The exchanges say they will no longer license data for the creation or settlement of overseas derivatives—and will terminate existing licenses “with immediate effect” (subject to notice periods)—and that no exchange or trading platform outside India that licenses the data may use it to create derivatives.

The SGX Singapore Exchange, which licenses data from the National Stock Exchange of India to create its Nifty series of index derivative contracts, reassured market participants that its India suite of products would continue to operate as usual, noting that SGX’s licensing contract with NSE supports the trading of Nifty products until at least August 2018. “SGX and NSE are long-term partners and have collaborated since 2000 to develop and internationalize India’s capital markets,” SGX officials say.

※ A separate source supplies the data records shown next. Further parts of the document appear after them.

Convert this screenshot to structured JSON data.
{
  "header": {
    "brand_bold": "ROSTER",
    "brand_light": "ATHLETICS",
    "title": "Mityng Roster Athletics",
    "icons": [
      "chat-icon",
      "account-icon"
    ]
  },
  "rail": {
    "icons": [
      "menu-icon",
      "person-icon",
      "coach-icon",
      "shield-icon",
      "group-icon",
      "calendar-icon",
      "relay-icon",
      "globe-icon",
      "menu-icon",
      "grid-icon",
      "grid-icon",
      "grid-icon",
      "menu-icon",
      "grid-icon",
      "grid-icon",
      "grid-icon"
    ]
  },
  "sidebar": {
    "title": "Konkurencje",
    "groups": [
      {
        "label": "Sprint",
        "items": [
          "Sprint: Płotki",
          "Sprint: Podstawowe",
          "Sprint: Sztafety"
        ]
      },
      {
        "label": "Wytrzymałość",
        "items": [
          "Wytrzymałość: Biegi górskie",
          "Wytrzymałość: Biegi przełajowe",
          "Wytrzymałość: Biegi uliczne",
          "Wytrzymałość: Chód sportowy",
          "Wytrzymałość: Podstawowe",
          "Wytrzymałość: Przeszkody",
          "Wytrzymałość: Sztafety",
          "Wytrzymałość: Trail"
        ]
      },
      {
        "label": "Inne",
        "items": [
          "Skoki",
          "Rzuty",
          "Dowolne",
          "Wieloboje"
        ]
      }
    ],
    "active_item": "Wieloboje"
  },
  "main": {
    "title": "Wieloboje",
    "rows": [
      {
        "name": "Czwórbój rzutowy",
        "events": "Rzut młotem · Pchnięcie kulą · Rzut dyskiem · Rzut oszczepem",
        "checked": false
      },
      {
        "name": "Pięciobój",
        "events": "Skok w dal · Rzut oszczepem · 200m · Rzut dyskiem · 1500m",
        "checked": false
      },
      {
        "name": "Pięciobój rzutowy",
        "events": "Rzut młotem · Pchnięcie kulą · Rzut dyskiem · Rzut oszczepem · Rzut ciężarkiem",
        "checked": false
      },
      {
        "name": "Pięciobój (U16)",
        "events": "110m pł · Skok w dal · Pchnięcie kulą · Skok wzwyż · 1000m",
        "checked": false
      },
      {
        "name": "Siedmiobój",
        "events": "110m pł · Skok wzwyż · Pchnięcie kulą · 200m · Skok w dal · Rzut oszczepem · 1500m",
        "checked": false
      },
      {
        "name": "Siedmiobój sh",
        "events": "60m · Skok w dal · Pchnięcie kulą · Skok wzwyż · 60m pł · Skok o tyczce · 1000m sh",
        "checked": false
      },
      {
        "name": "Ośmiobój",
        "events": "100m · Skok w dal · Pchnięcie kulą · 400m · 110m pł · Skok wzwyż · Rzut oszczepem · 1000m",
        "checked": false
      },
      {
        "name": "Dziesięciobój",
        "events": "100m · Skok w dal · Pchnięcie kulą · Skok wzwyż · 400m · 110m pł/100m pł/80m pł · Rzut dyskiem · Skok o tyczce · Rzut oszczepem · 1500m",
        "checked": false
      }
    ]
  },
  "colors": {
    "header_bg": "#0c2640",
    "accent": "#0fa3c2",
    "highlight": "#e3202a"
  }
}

SGX also says it is already making plans to “develop and launch new India-access risk management solutions to allow global participants in SGX India equity index family of derivative products, to execute their investment activities with continuity,” and will also work with NSE’s International Exchange to develop products that could be traded locally in India on the International Financial Services Center within the Gujarat International Finance Tec-City (GIFT) finance hub.

However, while SGX is making preparations to ensure continuity of products for investors, others believe the move will create disruption for international markets. US-based derivatives industry body FIA said in a statement that the Indian exchanges’ move raises “serious concerns” for its membership, adding that it “appears likely to disrupt trading on numerous exchanges around the world and alarm international investors.” FIA also said it plans to talk with the exchanges and its membership to “fully understand the consequences for derivatives markets and their customers.”

The three exchanges said they will continue to license data to other markets within India, and will publish end-of-day and settlement prices on their websites and via media organizations, two hours after market close.